Henri-Désiré Landru «  La villa de Gambais » Michel Malherbe (Ecrivain-Historien)

Landru a quitté précipitamment la maison louée à Vernouillet, lieu de ses premières exactions. Il était temps, car l’air était devenu malsain pour lui. Le voisinage étant devenu trop curieux, il est à la recherche d’une villa plus tranquille. Ses pas le porteront en premier lieu à Outarville (Eure-et-Loir.) Mais la maison proposée ne lui convient pas, les voisins étant trop près. La seconde sera la bonne. Elle est située à Gambais (78) sur la route menant à Houdan, une belle bâtisse au milieu des champs. Landru visite cette villa le 15 septembre 1915. Mais, il ne se décide à la prendre que dans le courant du mois de décembre.

Lors de la visite, Landru s’est présenté comme étant M. Raoul Dupont, ingénieur, domicilié à Darnétal dans la banlieue de Rouen (76). Cette première visite sera effectuée par le cordonnier de Gambais, M. Pierre Vallet. Il agit alors pour le compte de M. Auguste Tric, propriétaire des lieux, entrepreneur en maçonnerie demeurant à Melun. Cette villa a été construite par ses soins en 1897. Il l’occupera quelques temps avant de la mettre en location après le décès de son épouse. De fait, plusieurs locataires y demeureront avant Landru. C’est un vaste et beau domaine. Au rez-de-chaussée se trouvent quatre pièces et une cuisine. Au premier étage deux chambres et un grand grenier. La maison est également dotée d’un sous-sol total. Il est accessible au niveau de la cuisine, par un petit escalier de pierre. La villa est entourée d’un immense terrain boisé (environ 6000 m2) dont une partie a été aménagée en jardin potager. Des dépendances : hangars, cellier et buanderie, sont également présents en partie arrière. Landru dira à son guide improvisé :

– Je la trouve parfaite !

Le grand jardin et ses dépendances séduiront immédiatement Henri-Désiré Landru. Il a parfaitement assimilé le potentiel offert par cette belle propriété. A tel point que le mandataire, devant son enthousiasme, lui propose de l’acheter plutôt que de la louer ! Landru semble réfléchir quelques instants et rétorque :

– Dans le principe, je ne suis hostile à cette idée, mais avant de prendre cette lourde décision, je préfère habiter la villa durant quelques mois…
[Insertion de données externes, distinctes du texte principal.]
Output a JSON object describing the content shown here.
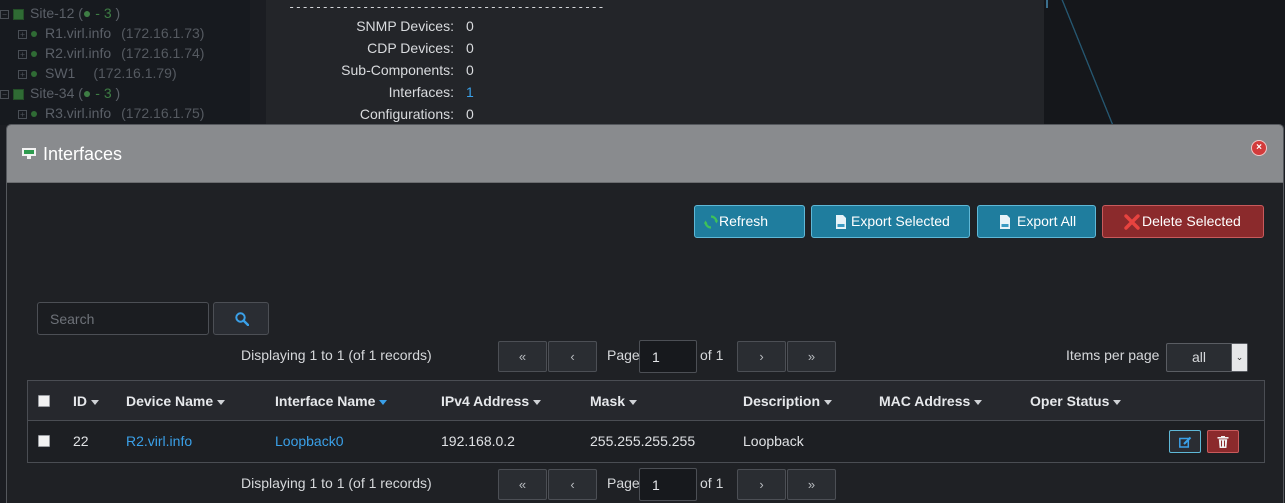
{
  "background": {
    "tree": [
      {
        "label": "Site-12 (",
        "count": "● - 3",
        "suffix": " )",
        "type": "site"
      },
      {
        "label": "R1.virl.info",
        "ip": "(172.16.1.73)",
        "type": "device"
      },
      {
        "label": "R2.virl.info",
        "ip": "(172.16.1.74)",
        "type": "device"
      },
      {
        "label": "SW1",
        "ip": "(172.16.1.79)",
        "type": "device"
      },
      {
        "label": "Site-34 (",
        "count": "● - 3",
        "suffix": " )",
        "type": "site"
      },
      {
        "label": "R3.virl.info",
        "ip": "(172.16.1.75)",
        "type": "device"
      }
    ],
    "divider": "-----------------------------------------------",
    "summary": [
      {
        "label": "SNMP Devices:",
        "value": "0"
      },
      {
        "label": "CDP Devices:",
        "value": "0"
      },
      {
        "label": "Sub-Components:",
        "value": "0"
      },
      {
        "label": "Interfaces:",
        "value": "1",
        "link": true
      },
      {
        "label": "Configurations:",
        "value": "0"
      }
    ]
  },
  "modal": {
    "title": "Interfaces",
    "close_label": "×"
  },
  "toolbar": {
    "refresh": "Refresh",
    "export_selected": "Export Selected",
    "export_all": "Export All",
    "delete_selected": "Delete Selected"
  },
  "search": {
    "placeholder": "Search",
    "value": ""
  },
  "pager": {
    "displaying": "Displaying 1 to 1 (of 1 records)",
    "first": "«",
    "prev": "‹",
    "next": "›",
    "last": "»",
    "page_label": "Page",
    "page_value": "1",
    "of_label": "of 1",
    "items_per_page_label": "Items per page",
    "items_per_page_value": "all",
    "select_arrow": "⌄"
  },
  "table": {
    "columns": [
      "ID",
      "Device Name",
      "Interface Name",
      "IPv4 Address",
      "Mask",
      "Description",
      "MAC Address",
      "Oper Status"
    ],
    "active_sort_column": "Interface Name",
    "rows": [
      {
        "id": "22",
        "device_name": "R2.virl.info",
        "interface_name": "Loopback0",
        "ipv4": "192.168.0.2",
        "mask": "255.255.255.255",
        "description": "Loopback",
        "mac": "",
        "oper_status": ""
      }
    ]
  },
  "colors": {
    "accent_blue": "#1f7d9e",
    "danger_red": "#8b2a2c",
    "link_blue": "#3aa0e8"
  }
}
En fait, sa décision est déjà prise à ce moment. N’ayant pas les moyens financiers nécessaires pour réaliser un tel achat, il doit se limiter à une simple location. Trois jours plus tard, il signera un engagement de location avec le propriétaire, M. Tric, lequel est venu spécialement de Seine-et-Marne pour cette transaction. Le montant annuel du loyer est alors fixé à 400 francs. Les clés lui sont alors remises, Landru est maintenant chez lui…

Son premier soin sera de se rendre chez un quincaillier de Houdan pour passer commande d’une petite cuisinière à charbon, laquelle sera livrée deux jours plus tard à Gambais avec six sacs de combustible. Il pendra donc la crémaillère en compagnie de Mme Héon, alias « Havre », laquelle sera la 5e des victimes supposées et la première disparue de Gambais ! Voici l’audition de Pierre Vallet, alors cordonnier à Gambais, telle qu’elle figure dans le procès-verbal A 8705 du 2 mai 1919 de l’inspecteur principal Nicolle de la PJ.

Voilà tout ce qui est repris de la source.